2016-06-30
Called or not called, God will be there.
-Engraved in stone over the front door of Carl Jung

From "After the Darkest Hour: How Suffering Begins the Journey to Wisdom ," by Kathleen A Brehony, Ph.D:

Chronic illness is often accompanied by pain and suffering that does not stop even with the best medications. We must look within to find power to cope, to bend without breaking.

Silence and solitude are compelling instruments of transformation granting us moments of perfect opportunity to look deeply inside.
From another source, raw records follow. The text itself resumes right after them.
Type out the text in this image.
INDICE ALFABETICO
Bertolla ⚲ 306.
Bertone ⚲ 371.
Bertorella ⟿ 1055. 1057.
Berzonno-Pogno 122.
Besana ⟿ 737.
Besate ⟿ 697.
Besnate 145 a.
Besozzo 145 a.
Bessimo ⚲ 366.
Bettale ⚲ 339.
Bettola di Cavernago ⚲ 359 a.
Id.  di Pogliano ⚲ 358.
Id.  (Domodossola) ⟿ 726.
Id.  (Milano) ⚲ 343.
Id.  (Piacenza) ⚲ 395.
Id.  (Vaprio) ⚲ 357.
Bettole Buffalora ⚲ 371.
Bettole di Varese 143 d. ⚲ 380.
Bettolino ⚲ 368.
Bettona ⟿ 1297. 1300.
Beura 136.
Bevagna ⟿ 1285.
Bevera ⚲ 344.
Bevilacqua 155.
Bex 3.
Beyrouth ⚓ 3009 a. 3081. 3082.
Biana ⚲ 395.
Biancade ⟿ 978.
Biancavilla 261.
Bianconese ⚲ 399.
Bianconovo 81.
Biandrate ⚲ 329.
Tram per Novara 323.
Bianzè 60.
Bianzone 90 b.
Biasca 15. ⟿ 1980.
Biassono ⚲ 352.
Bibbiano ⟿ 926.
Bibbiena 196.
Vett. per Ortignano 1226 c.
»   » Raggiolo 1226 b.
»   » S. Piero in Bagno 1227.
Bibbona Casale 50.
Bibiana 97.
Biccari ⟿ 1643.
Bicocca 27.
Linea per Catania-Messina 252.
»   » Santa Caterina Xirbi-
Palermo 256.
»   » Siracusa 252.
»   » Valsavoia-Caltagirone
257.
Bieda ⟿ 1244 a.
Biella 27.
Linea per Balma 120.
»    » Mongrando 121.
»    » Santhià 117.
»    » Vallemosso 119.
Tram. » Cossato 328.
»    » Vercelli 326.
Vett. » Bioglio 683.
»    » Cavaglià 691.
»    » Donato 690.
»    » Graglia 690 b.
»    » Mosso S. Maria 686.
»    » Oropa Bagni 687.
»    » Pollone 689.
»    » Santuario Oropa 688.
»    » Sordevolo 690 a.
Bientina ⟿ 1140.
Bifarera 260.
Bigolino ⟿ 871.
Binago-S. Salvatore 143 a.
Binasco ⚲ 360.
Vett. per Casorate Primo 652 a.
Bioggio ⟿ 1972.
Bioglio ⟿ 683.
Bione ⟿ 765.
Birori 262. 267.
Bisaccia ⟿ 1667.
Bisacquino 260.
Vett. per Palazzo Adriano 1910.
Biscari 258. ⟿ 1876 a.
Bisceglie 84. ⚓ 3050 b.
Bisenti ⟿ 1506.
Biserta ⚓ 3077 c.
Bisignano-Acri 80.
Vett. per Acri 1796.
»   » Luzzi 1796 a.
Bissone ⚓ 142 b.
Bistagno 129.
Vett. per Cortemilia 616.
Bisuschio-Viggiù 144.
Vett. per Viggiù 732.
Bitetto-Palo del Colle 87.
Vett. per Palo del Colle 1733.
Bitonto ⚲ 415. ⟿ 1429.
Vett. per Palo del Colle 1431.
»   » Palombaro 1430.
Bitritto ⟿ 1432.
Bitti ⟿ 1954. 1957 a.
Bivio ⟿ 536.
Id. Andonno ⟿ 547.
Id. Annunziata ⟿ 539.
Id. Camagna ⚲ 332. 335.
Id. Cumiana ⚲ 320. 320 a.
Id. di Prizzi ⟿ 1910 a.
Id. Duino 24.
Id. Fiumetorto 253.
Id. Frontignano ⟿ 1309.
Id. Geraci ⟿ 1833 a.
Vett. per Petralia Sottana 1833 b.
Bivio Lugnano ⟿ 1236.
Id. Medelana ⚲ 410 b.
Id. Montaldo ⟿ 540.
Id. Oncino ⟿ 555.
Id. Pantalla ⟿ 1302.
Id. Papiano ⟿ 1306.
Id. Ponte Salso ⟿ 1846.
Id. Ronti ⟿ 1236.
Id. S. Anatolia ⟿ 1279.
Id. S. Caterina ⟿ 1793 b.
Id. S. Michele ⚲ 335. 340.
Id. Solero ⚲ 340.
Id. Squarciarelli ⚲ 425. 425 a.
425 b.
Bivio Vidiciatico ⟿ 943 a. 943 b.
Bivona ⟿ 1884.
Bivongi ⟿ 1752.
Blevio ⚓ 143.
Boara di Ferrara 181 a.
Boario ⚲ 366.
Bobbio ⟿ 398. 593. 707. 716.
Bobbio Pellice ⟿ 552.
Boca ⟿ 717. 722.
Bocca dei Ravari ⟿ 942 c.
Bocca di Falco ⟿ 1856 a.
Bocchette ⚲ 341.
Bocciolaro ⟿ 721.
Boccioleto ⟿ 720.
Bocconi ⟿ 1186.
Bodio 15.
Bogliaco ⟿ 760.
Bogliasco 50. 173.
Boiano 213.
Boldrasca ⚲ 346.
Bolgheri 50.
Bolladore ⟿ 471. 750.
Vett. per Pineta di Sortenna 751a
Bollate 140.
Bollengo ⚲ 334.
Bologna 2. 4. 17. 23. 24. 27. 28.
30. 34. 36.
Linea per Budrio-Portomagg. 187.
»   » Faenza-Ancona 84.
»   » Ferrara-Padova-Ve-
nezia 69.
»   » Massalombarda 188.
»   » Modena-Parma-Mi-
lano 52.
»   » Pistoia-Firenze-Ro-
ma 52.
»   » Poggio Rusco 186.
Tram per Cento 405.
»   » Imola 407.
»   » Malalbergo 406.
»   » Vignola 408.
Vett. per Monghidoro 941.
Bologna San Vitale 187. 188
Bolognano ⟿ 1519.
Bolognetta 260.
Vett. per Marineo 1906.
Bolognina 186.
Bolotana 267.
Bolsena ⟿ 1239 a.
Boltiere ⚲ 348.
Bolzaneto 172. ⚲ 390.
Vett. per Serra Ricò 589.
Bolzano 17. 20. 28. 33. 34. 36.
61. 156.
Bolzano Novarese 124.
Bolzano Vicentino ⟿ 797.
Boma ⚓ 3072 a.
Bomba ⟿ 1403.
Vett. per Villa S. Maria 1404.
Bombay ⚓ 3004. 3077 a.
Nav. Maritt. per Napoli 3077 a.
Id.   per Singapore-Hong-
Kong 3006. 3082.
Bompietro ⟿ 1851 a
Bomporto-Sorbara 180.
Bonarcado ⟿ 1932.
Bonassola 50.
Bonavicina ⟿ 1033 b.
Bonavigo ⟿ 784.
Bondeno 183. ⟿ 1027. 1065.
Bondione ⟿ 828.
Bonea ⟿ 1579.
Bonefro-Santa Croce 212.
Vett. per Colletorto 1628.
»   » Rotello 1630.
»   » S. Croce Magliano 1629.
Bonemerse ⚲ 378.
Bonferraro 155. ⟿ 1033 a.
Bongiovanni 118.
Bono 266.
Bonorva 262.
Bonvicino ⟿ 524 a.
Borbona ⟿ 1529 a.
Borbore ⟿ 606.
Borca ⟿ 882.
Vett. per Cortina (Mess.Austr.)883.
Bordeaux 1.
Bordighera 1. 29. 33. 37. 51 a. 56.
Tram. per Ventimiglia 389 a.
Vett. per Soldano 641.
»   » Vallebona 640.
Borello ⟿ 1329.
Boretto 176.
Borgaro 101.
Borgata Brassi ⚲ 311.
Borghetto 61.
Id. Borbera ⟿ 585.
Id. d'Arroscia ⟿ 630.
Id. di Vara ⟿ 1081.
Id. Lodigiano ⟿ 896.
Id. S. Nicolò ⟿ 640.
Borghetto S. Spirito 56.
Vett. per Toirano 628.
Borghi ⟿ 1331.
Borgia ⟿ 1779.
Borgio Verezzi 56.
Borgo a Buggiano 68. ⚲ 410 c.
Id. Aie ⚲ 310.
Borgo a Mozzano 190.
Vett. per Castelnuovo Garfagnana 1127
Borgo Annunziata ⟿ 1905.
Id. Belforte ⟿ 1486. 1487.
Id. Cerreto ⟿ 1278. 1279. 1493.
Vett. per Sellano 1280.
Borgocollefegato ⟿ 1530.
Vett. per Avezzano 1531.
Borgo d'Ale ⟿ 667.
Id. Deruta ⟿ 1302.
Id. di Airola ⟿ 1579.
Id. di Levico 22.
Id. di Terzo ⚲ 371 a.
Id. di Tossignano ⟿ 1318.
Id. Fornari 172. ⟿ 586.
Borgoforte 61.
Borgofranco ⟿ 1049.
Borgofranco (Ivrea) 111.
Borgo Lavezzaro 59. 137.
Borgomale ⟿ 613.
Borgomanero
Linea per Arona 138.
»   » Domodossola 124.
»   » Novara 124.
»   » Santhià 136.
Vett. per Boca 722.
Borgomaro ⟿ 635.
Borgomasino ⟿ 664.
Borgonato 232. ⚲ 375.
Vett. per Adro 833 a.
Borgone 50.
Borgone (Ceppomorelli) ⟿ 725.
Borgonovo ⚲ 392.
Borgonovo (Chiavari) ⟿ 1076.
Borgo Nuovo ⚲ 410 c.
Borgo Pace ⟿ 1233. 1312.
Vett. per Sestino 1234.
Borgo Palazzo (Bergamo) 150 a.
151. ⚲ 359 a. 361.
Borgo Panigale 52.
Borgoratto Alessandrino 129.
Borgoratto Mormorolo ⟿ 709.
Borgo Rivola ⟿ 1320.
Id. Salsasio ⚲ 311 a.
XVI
When we're suffering, silence offers a cool oasis from the burning pain of the moment and imparts the opportunity for a full experience of our deepest feelings as our inner wisdom points the way to healing. Yet, many people are afraid of silence and scared to be alone. Many of us are not accustomed to experiencing the depth of feelings that emerge in solitary, silent, meditative moments. Still others of us have never cul¬tivated ways or places or times to look inside in moments of silent soli¬tude, even though they're always as close as our next breath. That's very unfortunate. Throughout time, silence has always been known to be golden; a direct pathway to God and the bigger picture.

Meister Eckhart understood the importance of solitude and quiet as being essential to knowing the Self and experiencing authentic spirituality. "There is nothing in all creation so like God as stillness," he wrote. Psalm 46:11 advises, "Be still, and know that I am God." Native Amer¬ican philosophies tell us, "Listen or thy tongue will keep you deaf.”... Christian mystic Saint Teresa of Avila gently reminds us that the world of Spirit is ever-present, and that no long-distance travels are necessary to feel the immediacy of our divine connection: "We need no wings to go in search of Him, but have only to find a place where we can be alone-and look upon Him present within us."

Practices of meditation and prayer change our ways of seeing things and, in spite of the darkness that surrounds us while we suffer, they guide us to a brilliant, inner light.